Don’t believe the naysayers: just glance at the startups out there to show how spreadsheet use is getting easier and more exciting.
If you’re as regular a user of Excel spreadsheets as the rest of the world, getting started probably feels as routine as picking up the phone and dialling a number: you turn on your computer, select the Excel icon from the menu and seamlessly start working with the numbers in columns and rows–it’s all second nature.
Just imagine, however, if those steps were replaced by the following: sit down anywhere or stand even and rather than working off a notebook or desktop, you strap on a set of virtual reality goggles and start looking at Excel in an three dimensions.
This futuristic scenario is not, in fact, very futuristic at all. Fortune magazine recently profiled a startup called Envelop that takes traditional Microsoft Windows applications and puts them in a VR environment. The magazine’s staff got handson with the product and talked about what it was like:
Looking at an Excel spreadsheet in virtual reality was pretty much like looking at Excel on a desktop—except supersized. Displaying spreadsheet data in a graph form, like a bar graph or something more complex, takes advantage of virtual reality’s 3D capabilities and makes staring at a pie chart far more exciting than normal.
Why would anyone do this, you might wonder? Part of the rationale is to help those trying to create more unusual VR apps to get more familiar with the technology by representing software programs they already know well. In another sense, you might think of it as a way of bridging the user experience of a desktop world and a VR world.
Before PCs became an office mainstay, for example, lots of senior executives sat at a surface that was covered only by a blotter and some stationary. It took a while to get used to sitting in front of computers for eight hours. The transition to VR may not be much different.

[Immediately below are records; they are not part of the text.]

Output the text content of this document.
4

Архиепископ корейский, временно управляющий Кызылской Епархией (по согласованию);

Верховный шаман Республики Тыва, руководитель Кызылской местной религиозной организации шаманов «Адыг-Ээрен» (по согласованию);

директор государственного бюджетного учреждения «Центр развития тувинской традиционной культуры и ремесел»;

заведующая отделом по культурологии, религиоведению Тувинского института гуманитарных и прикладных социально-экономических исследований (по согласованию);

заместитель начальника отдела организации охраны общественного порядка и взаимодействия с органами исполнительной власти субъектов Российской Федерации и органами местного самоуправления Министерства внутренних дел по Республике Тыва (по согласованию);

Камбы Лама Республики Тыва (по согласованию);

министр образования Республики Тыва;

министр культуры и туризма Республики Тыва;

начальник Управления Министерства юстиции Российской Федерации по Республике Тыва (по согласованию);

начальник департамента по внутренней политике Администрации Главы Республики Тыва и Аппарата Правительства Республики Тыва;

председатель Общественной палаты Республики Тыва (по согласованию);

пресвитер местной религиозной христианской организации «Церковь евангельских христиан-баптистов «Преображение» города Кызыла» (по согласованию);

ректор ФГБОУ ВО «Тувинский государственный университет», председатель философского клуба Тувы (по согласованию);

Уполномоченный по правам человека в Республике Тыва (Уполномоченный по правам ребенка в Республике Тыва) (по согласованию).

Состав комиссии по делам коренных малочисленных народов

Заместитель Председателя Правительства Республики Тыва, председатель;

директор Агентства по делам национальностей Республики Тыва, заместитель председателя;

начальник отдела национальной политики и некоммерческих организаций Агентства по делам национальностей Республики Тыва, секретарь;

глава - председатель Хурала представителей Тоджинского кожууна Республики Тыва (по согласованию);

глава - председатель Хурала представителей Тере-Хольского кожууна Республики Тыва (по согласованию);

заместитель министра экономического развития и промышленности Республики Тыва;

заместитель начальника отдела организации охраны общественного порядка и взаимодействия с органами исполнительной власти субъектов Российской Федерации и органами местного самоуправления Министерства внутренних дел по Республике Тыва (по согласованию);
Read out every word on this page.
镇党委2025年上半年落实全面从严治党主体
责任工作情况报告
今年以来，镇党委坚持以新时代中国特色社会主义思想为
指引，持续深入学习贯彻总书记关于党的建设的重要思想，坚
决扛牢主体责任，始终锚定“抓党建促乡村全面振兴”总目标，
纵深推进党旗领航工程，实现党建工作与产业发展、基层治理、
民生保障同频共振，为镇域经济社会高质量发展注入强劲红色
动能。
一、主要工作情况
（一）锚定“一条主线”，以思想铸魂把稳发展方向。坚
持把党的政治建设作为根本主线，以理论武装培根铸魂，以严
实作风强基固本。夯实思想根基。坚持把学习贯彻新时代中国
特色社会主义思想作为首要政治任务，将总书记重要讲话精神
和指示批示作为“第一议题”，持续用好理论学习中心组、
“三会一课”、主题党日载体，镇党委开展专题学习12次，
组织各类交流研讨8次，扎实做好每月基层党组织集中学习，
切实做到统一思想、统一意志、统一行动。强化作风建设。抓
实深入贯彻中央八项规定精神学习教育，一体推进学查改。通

The good news is that while PCs forced everyone to learn how to type, other technology innovations are trying to make imputing and managing data in applications much easier. Take officeAutomata, another startup that builds upon Microsoft’s virtual assistant, Cortana, to create a sort of digital coach for Excel users. A blogger on American Genius explained why this could be gamechanging.
“I try to avoid the program altogether. Being that I rarely require it for personal use, all is good until my boss says, ‘Hey, you’re good with Excel, right? I need you to do this, that, and the other,’” a writer named Taylor Leddin writes. “At this point, there is a crash course involved with trying to relearn Excel.”
Using the artificial intelligence like a tool, however, means your personal activity will teach the app to create personalized macros, or functions and commands like “Finish this worksheet” or “Can you help me find the data?”
If anyone tries to tell you Excel is on the way out, just take a look at the ecosystem of innovators who are making it more accessible and more likely to become a true enterprise platform than ever before.